Im Prolog treffen sich die Geschwister Julia (Nele Mueller-Stöfen), Stefan (Lars Eidinger) und Tobias (Hans Löw), alle um die 40, in einem schicken Szenerestaurant, um ein paar Dinge zu regeln, und nicht, wie man erwarten würde, um miteinander zu plaudern. Wer kümmert sich um Julias Hund, wenn sie verreist? Wer sieht nach den Eltern, nachdem der Vater auch noch den letzten Krankenpfleger vergrault hat.
Darauf folgen drei in sich geschlossene Episoden, die von den krisenhaften Entwicklungen im Leben der Geschwister erzählen. Stefan ist eigentlich Pilot und darf wegen einem teilweisen Gehörverlust und Schwindel nicht mehr fliegen. Trotzdem fährt er mit dem Porsche abends in Hotelbars, um in seiner Pilotenuniform Frauen aufzureissen. Mit seiner pubertierenden Tochter aus einer früheren Beziehung, die er nur selten sieht, ist er genauso überfordert wie mit Julias Hund, auf den er aufpasst.
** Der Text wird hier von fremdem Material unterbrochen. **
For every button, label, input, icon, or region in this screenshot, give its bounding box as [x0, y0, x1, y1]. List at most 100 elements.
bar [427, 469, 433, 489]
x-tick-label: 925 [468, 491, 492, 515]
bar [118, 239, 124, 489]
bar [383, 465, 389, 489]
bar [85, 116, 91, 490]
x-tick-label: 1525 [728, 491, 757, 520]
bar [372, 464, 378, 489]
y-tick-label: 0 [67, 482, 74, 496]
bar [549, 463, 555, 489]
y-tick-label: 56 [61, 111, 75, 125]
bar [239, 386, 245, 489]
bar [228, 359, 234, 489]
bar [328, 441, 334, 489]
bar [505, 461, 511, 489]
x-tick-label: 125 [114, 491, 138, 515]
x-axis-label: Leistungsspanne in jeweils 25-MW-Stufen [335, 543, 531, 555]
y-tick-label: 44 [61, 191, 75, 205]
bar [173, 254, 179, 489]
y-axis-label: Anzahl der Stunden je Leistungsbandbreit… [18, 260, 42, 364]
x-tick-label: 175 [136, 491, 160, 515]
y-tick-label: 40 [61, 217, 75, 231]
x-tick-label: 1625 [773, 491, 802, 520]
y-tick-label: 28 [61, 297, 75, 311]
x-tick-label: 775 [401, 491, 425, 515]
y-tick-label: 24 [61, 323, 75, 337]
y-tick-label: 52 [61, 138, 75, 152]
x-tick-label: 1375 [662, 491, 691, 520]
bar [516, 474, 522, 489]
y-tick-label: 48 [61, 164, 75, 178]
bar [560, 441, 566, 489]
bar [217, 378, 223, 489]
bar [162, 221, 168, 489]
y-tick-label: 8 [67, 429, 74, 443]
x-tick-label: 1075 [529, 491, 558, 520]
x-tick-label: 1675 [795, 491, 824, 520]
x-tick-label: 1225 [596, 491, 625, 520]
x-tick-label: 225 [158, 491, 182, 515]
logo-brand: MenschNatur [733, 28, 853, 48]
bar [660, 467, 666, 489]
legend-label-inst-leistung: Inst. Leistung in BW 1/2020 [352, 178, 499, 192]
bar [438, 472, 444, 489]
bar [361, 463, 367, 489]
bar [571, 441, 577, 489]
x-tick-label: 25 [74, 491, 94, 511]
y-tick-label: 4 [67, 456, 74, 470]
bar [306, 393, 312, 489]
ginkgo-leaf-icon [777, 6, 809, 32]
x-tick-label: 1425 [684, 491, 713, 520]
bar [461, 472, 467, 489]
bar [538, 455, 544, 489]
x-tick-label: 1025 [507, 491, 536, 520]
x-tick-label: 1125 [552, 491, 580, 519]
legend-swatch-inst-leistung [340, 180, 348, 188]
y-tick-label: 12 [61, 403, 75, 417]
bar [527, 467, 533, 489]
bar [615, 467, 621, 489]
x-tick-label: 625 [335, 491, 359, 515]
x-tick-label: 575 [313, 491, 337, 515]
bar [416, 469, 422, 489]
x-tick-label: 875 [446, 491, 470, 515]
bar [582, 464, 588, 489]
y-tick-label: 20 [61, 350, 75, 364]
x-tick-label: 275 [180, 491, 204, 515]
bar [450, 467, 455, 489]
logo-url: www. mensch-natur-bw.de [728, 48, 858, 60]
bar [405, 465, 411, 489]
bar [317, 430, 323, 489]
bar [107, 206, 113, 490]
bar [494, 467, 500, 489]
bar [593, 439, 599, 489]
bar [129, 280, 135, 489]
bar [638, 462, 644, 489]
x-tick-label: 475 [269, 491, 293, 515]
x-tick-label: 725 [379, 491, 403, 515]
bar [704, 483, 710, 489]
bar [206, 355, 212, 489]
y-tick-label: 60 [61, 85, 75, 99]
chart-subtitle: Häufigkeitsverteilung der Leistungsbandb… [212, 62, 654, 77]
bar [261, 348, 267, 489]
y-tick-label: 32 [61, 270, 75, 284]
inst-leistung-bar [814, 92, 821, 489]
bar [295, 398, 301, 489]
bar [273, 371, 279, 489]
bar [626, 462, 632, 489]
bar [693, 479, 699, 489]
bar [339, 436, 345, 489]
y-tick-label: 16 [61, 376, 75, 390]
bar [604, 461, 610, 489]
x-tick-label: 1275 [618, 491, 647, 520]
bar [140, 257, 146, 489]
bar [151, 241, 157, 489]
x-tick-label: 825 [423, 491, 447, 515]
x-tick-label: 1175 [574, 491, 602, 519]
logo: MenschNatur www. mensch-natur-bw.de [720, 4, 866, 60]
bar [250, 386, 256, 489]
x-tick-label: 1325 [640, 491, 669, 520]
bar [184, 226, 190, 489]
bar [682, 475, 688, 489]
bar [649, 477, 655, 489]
Julia wiederum fährt mit Christian (Godehard Giese) nach Turin, um nach dem Tod des gemeinsamen Sohnes das Eheleben zu reanimieren. Dort findet sie einen verletzten Strassenköter, um den sich liebevoll zu kümmern ihr anscheinend leichter fällt, als ihrem Mann wieder näher zu kommen.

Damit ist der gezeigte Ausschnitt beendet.